Falkland Islands Tourist Board chairman Mike Rendell and Interim CEO Steph Middleton welcomed a large group of interested parties to the Chamber of Commerce last week for an informal end of tourist season ‘washup.’ Topics raised ranged from perennial issues such as easy access to the Totem Pole for tourists, to newer developments such as what to do with the new jetty.
Mrs. Middleton opened the session by giving updates on a few issues that had come up in the last year: the car park at Gypsy Cove was still awaiting expansion and improvement, and the lay-by near the Lady Liz had not been upgraded, but added that this was largely because it was on a dangerous blind corner.
On more positive notes, the signage at key points had been improved and the Jetty Visitors Centre car park was being Tarmacced (this work has now been completed). Several people gave very positive feedback on the Wardens at Gypsy Cove.
Mrs. Middleton said there would be a full meeting in May to debate the best use of the new car park, as she realized there was still a need for some control of spaces and so on.
On the subject of the car park and the occasional congestion, at the jetty. Some solutions were offered for debate, such as bussing visitors to the museum car park and dispatching 4x4s from there which received mixed reactions.
The issue of insufficient space at the jetty car park also brought calls for closing Ross Road on cruise ship days, and even using the new jetty as overspill parking.

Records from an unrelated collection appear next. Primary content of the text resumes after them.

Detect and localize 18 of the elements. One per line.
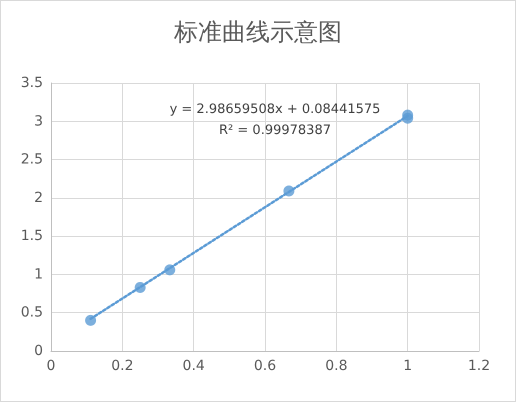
y-tick-label: 3.5 <box>20 75 43 91</box>
x-tick-label: 0.2 <box>111 358 134 374</box>
y-tick-label: 2 <box>34 190 43 206</box>
x-tick-label: 0 <box>46 358 56 374</box>
x-tick-label: 0.8 <box>325 358 348 374</box>
x-tick-label: 1 <box>403 358 412 374</box>
annotation: y = 2.98659508x + 0.08441575 <box>170 102 380 117</box>
annotation: R² = 0.99978387 <box>219 123 331 138</box>
chart-title: 标准曲线示意图 <box>173 18 342 46</box>
x-tick-label: 1.2 <box>468 358 490 374</box>
y-tick-label: 2.5 <box>20 152 43 168</box>
y-tick-label: 3 <box>34 113 43 130</box>
x-tick-label: 0.6 <box>254 358 276 374</box>
y-tick-label: 1 <box>34 266 43 282</box>
y-tick-label: 1.5 <box>20 228 43 244</box>
y-tick-label: 0 <box>34 343 43 359</box>
x-tick-label: 0.4 <box>182 358 205 374</box>
y-tick-label: 0.5 <box>20 304 43 321</box>
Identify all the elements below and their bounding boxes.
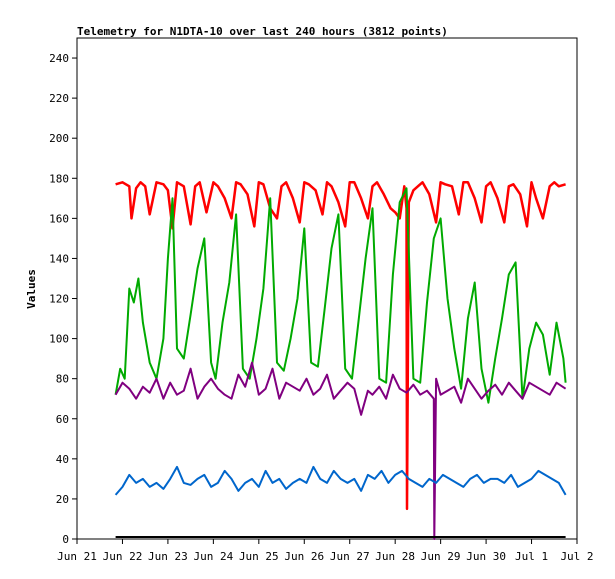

Roger Spink raised the question of what the plans were for the new Public Jetty.
MLA Michael Poole said that once bollards had been installed, it was expected that yachts would utilize the jetty, but he wanted to speak to the Marine Officer before making any official announcement.
Sally Blake felt strongly that Gypsy Cove amenities were a real disappointment. Considering, she said, that it was one of the busiest spots in the Islands for tourists, it really needed proper toilets and shelter.
Mrs. Middleton said that FITB agreed with the need for improvement and she believed Environmental Planning, which is responsible for the area, was planning to extend the footpath and make it a complete loop.
A few people requested that some steps be taken to improve the general standard of tourist guides who tout for business on busy cruise ship days. It was suggested that checks be carried out to ensure valid Hire and Reward insurance and work permits, were in place as well as encouraging all such guides to gain a Tourism qualification and so on. It was felt it may difficult to police this, but MLA Mike Summers offered the information that the draft Ordinance to regulate taxis is progressing, albeit slowly. However, that would not address some of the issues raised.
Louise Taylor and others asked if steps could be put in at the west end of Victory Green, as some walking visitors struggled to climb the bank near the gorse bush.
MLA Poole said that about £200,000 had been released by Executive Council to continue the footpath and Commonwealth Walkway work started last year.
A theme running through the discussion was the potential need for an umbrella association to represent the various bodies interested in tourism in the Islands.
Mike Rendell said it could make a positive contribution to the work of the FITB and he felt a representative of such a group would have a seat on the FITB board meetings.
But, it was up to people, such as those in the room, to organize themselves and form such an Association. FITB could assist with any legal costs, but the drive should come from the operators themselves, he concluded. (Penguin News).